Ian Boyd (January 23, 1935 – January 10, 2024) was a Canadian Catholic priest of the Congregation of Saint Basil, a professor, and a scholar who specialized in the works of G. K. Chesterton.

==Early life and education==
Ian Boyd was born on January 23, 1935, in Prince Albert, Saskatchewan, Canada. He graduated from the University of Saskatchewan in 1956 and received a STB from St. Michael's College at the University of Toronto in 1964. In 1970, he graduated with a PhD from the University of Aberdeen.

==Academic career==
Boyd dedicated his academic career to the study and promotion of Chesterton's literature and thought. He served as the President Emeritus of the G. K. Chesterton Institute for Faith & Culture and was the founding editor of its journal, The Chesterton Review. Boyd's scholarly contributions include authoring "The Novels of G.K. Chesterton" and co-editing "A Hidden Presence—The Catholic Imagination of J. R. R. Tolkien." His lifelong commitment to Chesterton studies and his significant role in academia earned him recognition in literary and Catholic circles worldwide.

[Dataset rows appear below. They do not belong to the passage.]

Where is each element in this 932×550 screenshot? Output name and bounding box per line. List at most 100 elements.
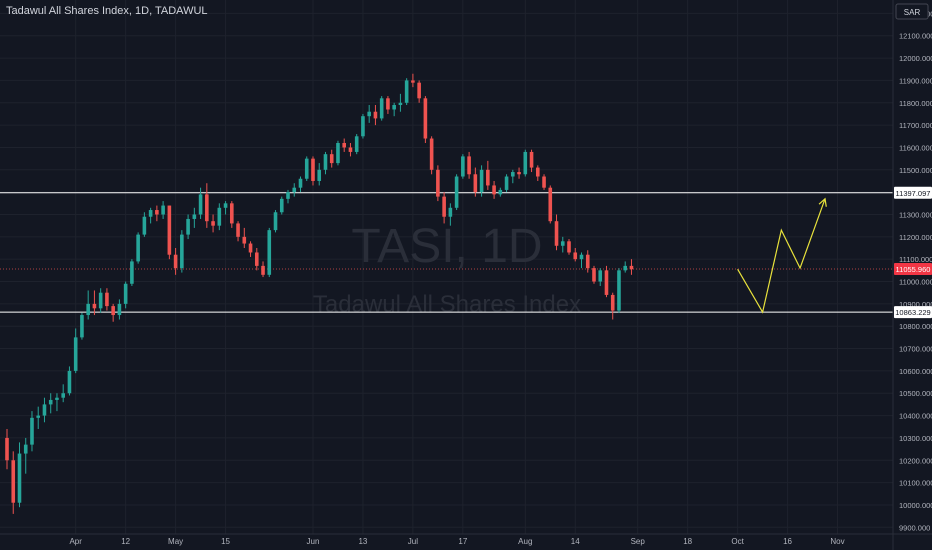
candle-body xyxy=(373,111,378,119)
candle-body xyxy=(623,265,628,271)
candle-body xyxy=(342,142,347,148)
resistance-badge xyxy=(894,186,932,199)
support-label: 10863.229 xyxy=(895,308,930,317)
projection xyxy=(737,197,827,314)
candle xyxy=(80,312,84,340)
candle-body xyxy=(292,187,297,193)
candle xyxy=(186,214,190,240)
candle xyxy=(198,187,203,219)
y-tick-label: 10900.000 xyxy=(899,300,932,309)
candle xyxy=(311,156,315,186)
candle-body xyxy=(542,176,546,188)
candle xyxy=(217,203,222,231)
y-tick-label: 12100.000 xyxy=(899,32,932,41)
candle-body xyxy=(180,234,184,269)
candle xyxy=(248,241,253,257)
candle-body xyxy=(242,236,247,244)
candle xyxy=(554,214,559,251)
y-tick-label: 10200.000 xyxy=(899,456,932,465)
x-tick-label: 16 xyxy=(783,537,792,546)
candle xyxy=(442,192,446,224)
y-tick-label: 11100.000 xyxy=(899,255,932,264)
x-tick-label: 13 xyxy=(358,537,367,546)
candle xyxy=(273,210,278,233)
candles xyxy=(5,73,634,514)
x-tick-label: May xyxy=(168,537,183,546)
watermark-symbol: TASI, 1D xyxy=(351,220,542,273)
candle-body xyxy=(535,167,540,177)
candle-body xyxy=(473,174,478,193)
candle xyxy=(610,292,615,320)
candle-body xyxy=(498,189,503,195)
candle-body xyxy=(73,337,78,371)
x-tick-label: 14 xyxy=(571,537,580,546)
candle xyxy=(254,248,259,271)
candle-body xyxy=(617,270,621,311)
candle-body xyxy=(223,203,228,208)
currency-label: SAR xyxy=(904,8,921,17)
candle-body xyxy=(598,270,603,282)
candle xyxy=(448,203,453,226)
candle-body xyxy=(304,158,309,179)
candle xyxy=(504,174,509,193)
candle xyxy=(573,248,578,262)
candle-body xyxy=(205,194,209,222)
candle xyxy=(511,169,515,184)
candle xyxy=(329,149,334,168)
candle xyxy=(117,299,122,320)
candle xyxy=(517,167,521,179)
last-price-label: 11055.960 xyxy=(896,265,931,274)
time-axis[interactable]: Apr 12 May 15 Jun 13 Jul 17 Aug 14 Sep 18 Oct 16 Nov xyxy=(0,533,932,546)
candle-body xyxy=(148,210,153,217)
candle xyxy=(67,366,72,396)
candle-body xyxy=(30,417,34,445)
candle xyxy=(148,207,153,224)
candle xyxy=(604,265,609,298)
candle xyxy=(105,288,109,311)
y-tick-label: 10800.000 xyxy=(899,322,932,331)
candle xyxy=(567,239,571,255)
candle xyxy=(361,113,365,139)
candle-body xyxy=(48,399,53,405)
projection-arrowhead xyxy=(818,197,827,207)
candle-body xyxy=(286,192,290,199)
candle-body xyxy=(523,151,528,175)
y-tick-label: 10000.000 xyxy=(899,501,932,510)
candle-body xyxy=(236,223,240,237)
candle xyxy=(486,160,490,190)
grid xyxy=(0,0,893,534)
y-tick-label: 10300.000 xyxy=(899,434,932,443)
candle-body xyxy=(86,303,90,316)
x-tick-label: 12 xyxy=(121,537,130,546)
last-price-badge xyxy=(894,263,932,276)
candle xyxy=(36,406,41,429)
y-tick-label: 11900.000 xyxy=(899,76,932,85)
resistance-label: 11397.097 xyxy=(896,189,931,198)
candle-body xyxy=(461,156,465,177)
candle-body xyxy=(117,303,122,316)
candle-body xyxy=(317,169,322,181)
x-tick-label: 18 xyxy=(683,537,692,546)
price-axis[interactable]: 12200.00012100.00012000.00011900.0001180… xyxy=(892,0,932,550)
x-tick-label: 17 xyxy=(458,537,467,546)
candle-body xyxy=(392,105,396,110)
candle xyxy=(192,207,197,228)
candle xyxy=(423,96,428,143)
candle-body xyxy=(573,252,578,260)
candle-body xyxy=(336,142,340,164)
y-tick-label: 10500.000 xyxy=(899,389,932,398)
candle-body xyxy=(230,203,234,224)
candle-body xyxy=(404,80,409,103)
candle xyxy=(230,201,234,228)
candle xyxy=(130,259,134,286)
candle-body xyxy=(61,393,66,398)
candle-body xyxy=(610,294,615,311)
candle xyxy=(223,201,228,215)
candle-body xyxy=(629,265,634,270)
currency-button[interactable]: SAR xyxy=(895,3,929,20)
candle-body xyxy=(367,111,371,117)
y-tick-label: 10100.000 xyxy=(899,479,932,488)
candle-body xyxy=(492,185,496,195)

In 1974, while at St. Thomas More College, and after attending the Centenary Conference of the Birth of G. K. Chesterton, he founded the G. K. Chesterton Institute for Faith & Culture and its journal The Chesterton Review.

In 1999 upon the invitation of then-President Robert Sheeran, Father Boyd brought both the Institute and the journal to Seton Hall University, where they are permanently housed at the Center for Catholic Studies, from where he retired in 2020.

In December 2022, the G. K. Chesterton Institute for Faith & Culture presented "A Chestertonian Conversation with Father Ian Boyd" – a 27-minute documentary produced and directed by the G. K. Chesterton Institute for Faith & Culture at Seton Hall University.

==Death==
Boyd died in Edmonton, Alberta on January 10, 2024, at the age of 88.